In the garden so far:
Carrot seeds (just sprouting) Basil sprouts and one Basil transplant Thyme sprouts Mint transplant One Cherry Tomato plant One Roma Tomato plant Bell Pepper (several varieties of green and red) Strawberries Zucchini Pumpkin Acorn Squash Butternut Squash Cantaloupe Eggplant
I still have a grape tomato plant to put in the ground and Bean bush seeds. So far we've only had three casualties -- squash seedlings. I started them indoors and they got super leggy, unlike the few seeds I've directly sowed. Most of the long leggers did just fine once transplanted but a few got snapped off near the base either by the wind, some buggy, or a bird perhaps?
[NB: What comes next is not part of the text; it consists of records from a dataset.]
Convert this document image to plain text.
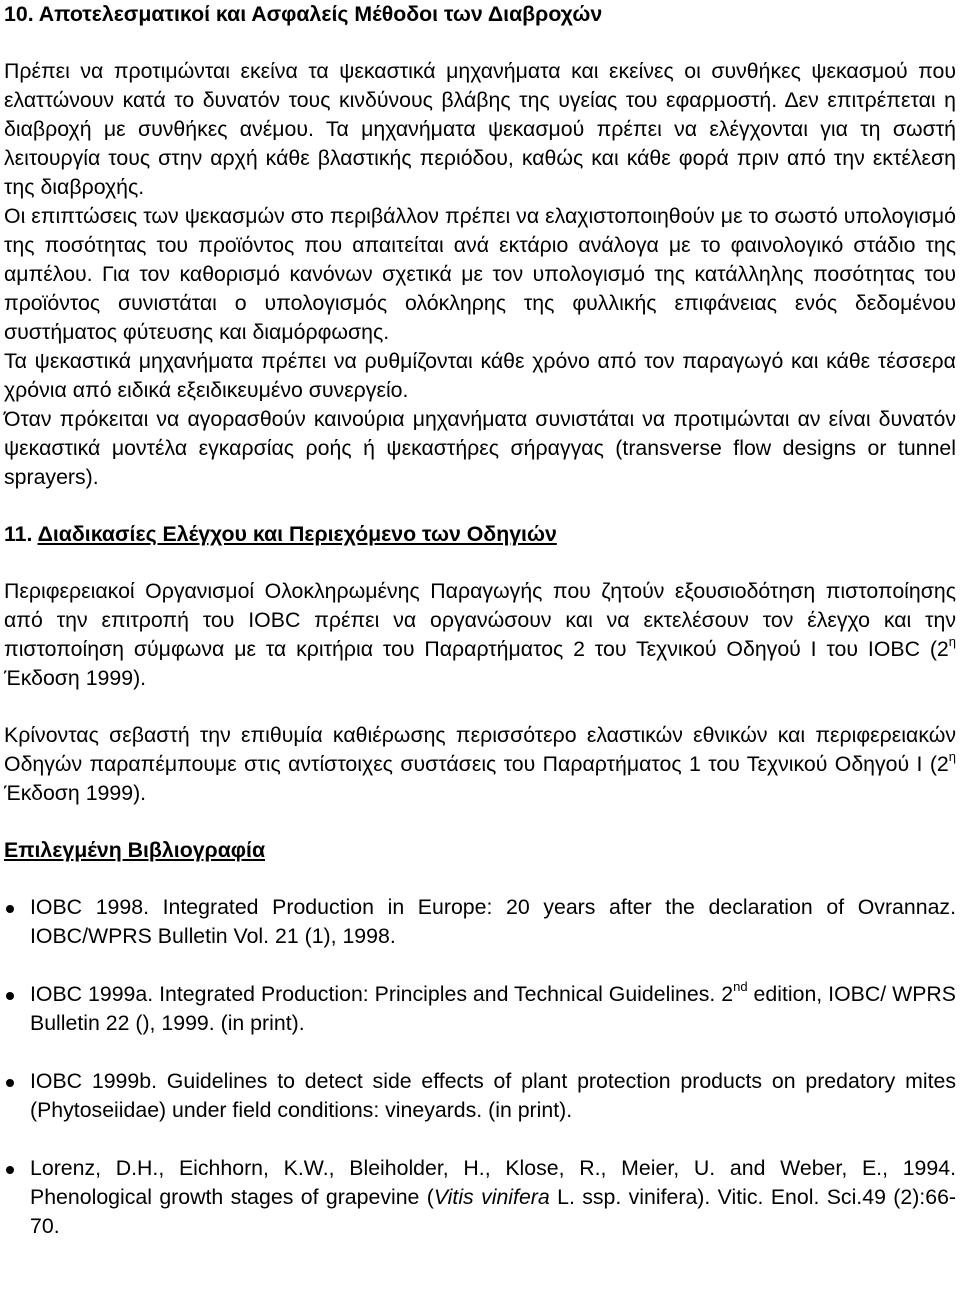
10. Αποτελεσματικοί και Ασφαλείς Μέθοδοι των Διαβροχών

Πρέπει να προτιμώνται εκείνα τα ψεκαστικά μηχανήματα και εκείνες οι συνθήκες ψεκασμού που ελαττώνουν κατά το δυνατόν τους κινδύνους βλάβης της υγείας του εφαρμοστή. Δεν επιτρέπεται η διαβροχή με συνθήκες ανέμου. Τα μηχανήματα ψεκασμού πρέπει να ελέγχονται για τη σωστή λειτουργία τους στην αρχή κάθε βλαστικής περιόδου, καθώς και κάθε φορά πριν από την εκτέλεση της διαβροχής.

Οι επιπτώσεις των ψεκασμών στο περιβάλλον πρέπει να ελαχιστοποιηθούν με το σωστό υπολογισμό της ποσότητας του προϊόντος που απαιτείται ανά εκτάριο ανάλογα με το φαινολογικό στάδιο της αμπέλου. Για τον καθορισμό κανόνων σχετικά με τον υπολογισμό της κατάλληλης ποσότητας του προϊόντος συνιστάται ο υπολογισμός ολόκληρης της φυλλικής επιφάνειας ενός δεδομένου συστήματος φύτευσης και διαμόρφωσης.

Τα ψεκαστικά μηχανήματα πρέπει να ρυθμίζονται κάθε χρόνο από τον παραγωγό και κάθε τέσσερα χρόνια από ειδικά εξειδικευμένο συνεργείο.

Όταν πρόκειται να αγορασθούν καινούρια μηχανήματα συνιστάται να προτιμώνται αν είναι δυνατόν ψεκαστικά μοντέλα εγκαρσίας ροής ή ψεκαστήρες σήραγγας (transverse flow designs or tunnel sprayers).

11. Διαδικασίες Ελέγχου και Περιεχόμενο των Οδηγιών

Περιφερειακοί Οργανισμοί Ολοκληρωμένης Παραγωγής που ζητούν εξουσιοδότηση πιστοποίησης από την επιτροπή του IOBC πρέπει να οργανώσουν και να εκτελέσουν τον έλεγχο και την πιστοποίηση σύμφωνα με τα κριτήρια του Παραρτήματος 2 του Τεχνικού Οδηγού I του IOBC ($2^\eta$ Έκδοση 1999).

Κρίνοντας σεβαστή την επιθυμία καθιέρωσης περισσότερο ελαστικών εθνικών και περιφερειακών Οδηγών παραπέμπουμε στις αντίστοιχες συστάσεις του Παραρτήματος 1 του Τεχνικού Οδηγού I ($2^\eta$ Έκδοση 1999).

Επιλεγμένη Βιβλιογραφία
IOBC 1998. Integrated Production in Europe: 20 years after the declaration of Ovrannaz. IOBC/WPRS Bulletin Vol. 21 (1), 1998.
IOBC 1999a. Integrated Production: Principles and Technical Guidelines. 2nd edition, IOBC/ WPRS Bulletin 22 (), 1999. (in print).
IOBC 1999b. Guidelines to detect side effects of plant protection products on predatory mites (Phytoseiidae) under field conditions: vineyards. (in print).
Lorenz, D.H., Eichhorn, K.W., Bleiholder, H., Klose, R., Meier, U. and Weber, E., 1994. Phenological growth stages of grapevine (Vitis vinifera L. ssp. vinifera). Vitic. Enol. Sci.49 (2):66-70.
My happiest strawberry plant. They seem unphased by the cooler weather. I bought two varieties. One type is sending out runners like mad and the other is busy making the first batch of little berries. Every plant has now sprouted new growth. Yay! I haven't killed the strawberries (yet).
The peppers also haven't minded the cold. The largest transplant (and older by probably two weeks?) has already flowered once with a little pepper on the way. It looks like several more flowers are budding as well.
The little pumpkin plant that could. You can see the cold damaged outer leaves and then all the new healthy growth in the middle. I wasn't sure if I should cut off the damaged foliage.
I have a patch of ground by the back fence that the children and I spread with wildflower seed and backed with a row of sunflowers. I made the mistake of adding not-fully-composted compost to the plot. So now I have a whole slew of random squash volunteers in my wildflower garden. I can hardly bear to pick them. This is just a small sampling (maybe a tenth of the area) *after* thinning a few:
I've also got a little annual flower bed. I'm not sure I did the right thing by planting under two of our fruit trees, but we've dubbed this first year 'the experimental season'. If everything dies then I guess we'll know not to try that again, right? The marigolds and peonies seem quite happy but the begonias haven't fared as well. Nothing has completely turned up leaves and quit on me though.
The children have enjoyed 'helping' me in the garden. Derek weeds and enjoys my daily updates about how everything is growing. William conjures up ways we'll eat the eventual fruits of our labor. Patrick chases butterflies, squashes grasshoppers, and transports our many earthworms from place to place. Samantha aims the hose while I squeeze the trigger. Life is good.